When analyzing the late-pandemic (June to December 2020) data from a database based on all US states and the District of Columbia, the average monthly number of prostate-specific antigen (PSA) showed a 36.4% decrease with a rebound to a 3.9% increase in late-pandemic and the average monthly number of prostate biopsy results saw a 37.9% decrease with a rebound to an 18.1% increase. While in Australia, there was a reduction in PSA tests and general practitioner attendance in 2020 compared to 2019, but no reduction in multi-parametric MRI, prostate biopsy, nor number of radical prostatectomies or fiducial marker implantations. Another long-term study in Australia estimated 14% fewer PSA tests, 12% fewer biopsies and 16% fewer prostatectomies on average, while steep decreases in PSA tests were observed during the first, second, and delta wave. In an evaluation during the term of a year of the COVID-19 pandemic, the number of clinical visits, prostate biopsy, and men enrolled in active surveillance was significantly lower while the number of advanced and metastatic prostate cancer cases increased. Also, there was an increase in open radical prostatectomies compared to laparoscopic approaches and an increase in external radiotherapy. A study based on 286,609 patients with prostate cancer in the Mount Sinai Hospital System found that the overall hospitalization (64.91% for prostate cancer versus 47.34% for solid cancer; p-value <0.0001) and mortality rates (21.05% for prostate cancer versus 15.85% for solid cancer; p-value=0.0547) were higher in patients with prostate cancer and COVID-19 compared with those with solid cancers and COVID-19.
Contrasting results were presented by two studies owing to racial disparity in prostate cancer care.[29, 30] Bernstein et al., 2021 suggested that black men were significantly less likely to undergo prostatectomy during the pandemic compared with white patients, despite similar conditions. While a study based on the Veterans Affairs Health Care System disputed that although prostate biopsy volume and diagnosis rates of prostate cancer decreased during the COVID-19 pandemic, there were no statistically significant changes noted by race.

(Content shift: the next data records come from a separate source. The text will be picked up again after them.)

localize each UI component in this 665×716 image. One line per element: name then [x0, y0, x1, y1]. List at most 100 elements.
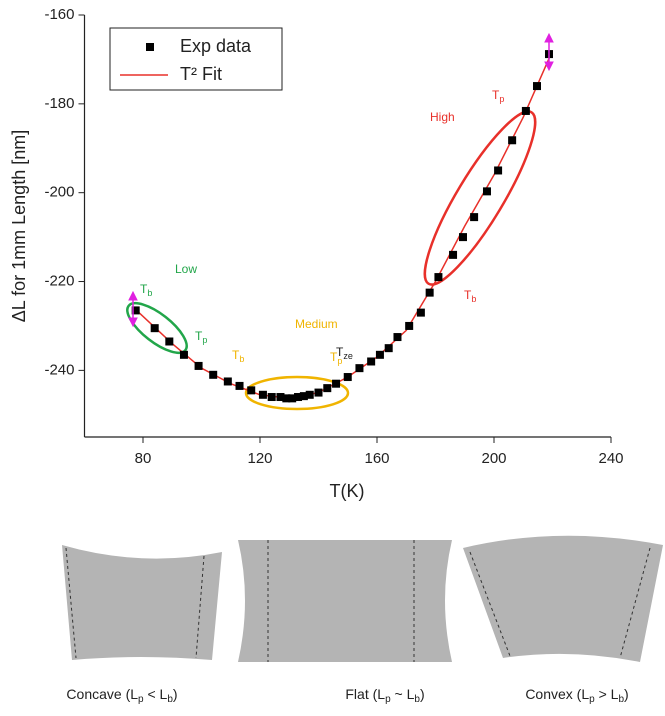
y-axis-title: ΔL for 1mm Length [nm] — [9, 130, 29, 322]
x-tick-label: 80 — [135, 450, 152, 467]
annotation-text: T — [195, 329, 203, 343]
caption-sub: p — [385, 694, 391, 705]
data-point — [434, 273, 443, 282]
caption-text: ) — [420, 686, 425, 702]
data-point — [405, 321, 414, 330]
y-tick-label: -200 — [44, 184, 74, 201]
y-tick-label: -240 — [44, 361, 74, 378]
data-point — [150, 324, 159, 333]
annotation-text: T — [140, 282, 148, 296]
annotation: Medium — [295, 317, 338, 331]
caption: Convex (Lp > Lb) — [525, 686, 628, 705]
caption: Flat (Lp ~ Lb) — [345, 686, 424, 705]
y-tick-label: -180 — [44, 95, 74, 112]
caption-text: ) — [624, 686, 629, 702]
data-point — [299, 392, 308, 401]
data-point — [209, 370, 218, 379]
x-tick-label: 160 — [364, 450, 389, 467]
annotation: Tp — [330, 350, 342, 366]
data-point — [305, 390, 314, 399]
annotation-sub: p — [202, 335, 207, 345]
data-point — [343, 373, 352, 382]
data-point — [288, 394, 297, 403]
data-point — [375, 350, 384, 359]
convex-shape — [463, 535, 663, 662]
annotation-sub: b — [147, 288, 152, 298]
y-tick-label: -160 — [44, 6, 74, 23]
low-ellipse — [126, 301, 188, 355]
data-point — [355, 364, 364, 373]
annotation-text: T — [232, 348, 240, 362]
concave-shape — [62, 545, 222, 660]
data-point — [393, 333, 402, 342]
legend-label: T² Fit — [180, 64, 222, 84]
high-ellipse — [423, 110, 537, 286]
dash-line — [195, 555, 205, 659]
annotation: Tp — [195, 329, 207, 345]
data-point — [267, 393, 276, 402]
data-point — [482, 187, 491, 196]
caption-text: Flat (L — [345, 686, 385, 702]
data-point — [235, 381, 244, 390]
legend-marker — [146, 43, 154, 51]
dash-line — [469, 551, 511, 657]
caption-text: ~ L — [391, 686, 415, 702]
caption-text: Convex (L — [525, 686, 589, 702]
annotation-sub: p — [499, 94, 504, 104]
annotation: Tb — [464, 288, 476, 304]
x-axis-title: T(K) — [330, 481, 365, 501]
data-point — [314, 388, 323, 397]
data-point — [165, 337, 174, 346]
data-point — [521, 106, 530, 115]
caption-sub: p — [138, 694, 144, 705]
caption-sub: b — [414, 694, 420, 705]
data-point — [508, 136, 517, 145]
data-point — [384, 344, 393, 353]
caption: Concave (Lp < Lb) — [66, 686, 177, 705]
data-point — [294, 393, 303, 402]
arrows — [128, 32, 554, 328]
data-point — [131, 306, 140, 315]
data-point — [332, 379, 341, 388]
medium-ellipse — [244, 375, 350, 411]
data-point — [276, 393, 285, 402]
caption-sub: p — [589, 694, 595, 705]
data-point — [323, 384, 332, 393]
annotation-text: T — [464, 288, 472, 302]
data-point — [194, 361, 203, 370]
y-tick-label: -220 — [44, 272, 74, 289]
data-point — [425, 288, 434, 297]
caption-text: ) — [173, 686, 178, 702]
arrow-head — [128, 290, 138, 328]
flat-shape — [238, 540, 452, 662]
annotation: Tp — [492, 88, 504, 104]
data-point — [449, 250, 458, 259]
dash-line — [65, 547, 77, 659]
data-point — [179, 350, 188, 359]
plot — [131, 50, 554, 403]
annotation-text: T — [336, 345, 344, 359]
annotation-text: High — [430, 110, 455, 124]
x-tick-label: 240 — [598, 450, 623, 467]
annotation-sub: b — [471, 294, 476, 304]
annotation-text: Medium — [295, 317, 338, 331]
caption-sub: b — [167, 694, 173, 705]
annotation: Tze — [336, 345, 353, 361]
data-point — [247, 386, 256, 395]
data-point — [494, 166, 503, 175]
annotation: Tb — [140, 282, 152, 298]
annotation-sub: p — [337, 356, 342, 366]
data-point — [532, 82, 541, 91]
annotation-sub: b — [239, 354, 244, 364]
diagrams — [62, 535, 663, 662]
caption-text: > L — [595, 686, 619, 702]
x-tick-label: 200 — [481, 450, 506, 467]
legend-label: Exp data — [180, 36, 252, 56]
x-tick-label: 120 — [247, 450, 272, 467]
data-point — [282, 394, 291, 403]
annotation: Tb — [232, 348, 244, 364]
data-point — [458, 233, 467, 242]
data-point — [416, 308, 425, 317]
data-point — [367, 357, 376, 366]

Our review illustrates the changes in prostate cancer diagnosis, treatment, and prognosis after the emergence of the COVID-19 pandemic. Furthermore, we conducted a review on topics recently being highlighted such as the protective role of androgen deprivation therapy on SARS-CoV-2 infection, vaccination and immune response in patients with prostate cancer, and the outcomes of altered treatment plans. Identifying the changes in research and clinical practice of patients with prostate cancer worldwide is essential in providing appropriate patient care in today’s rapidly changing circumstances.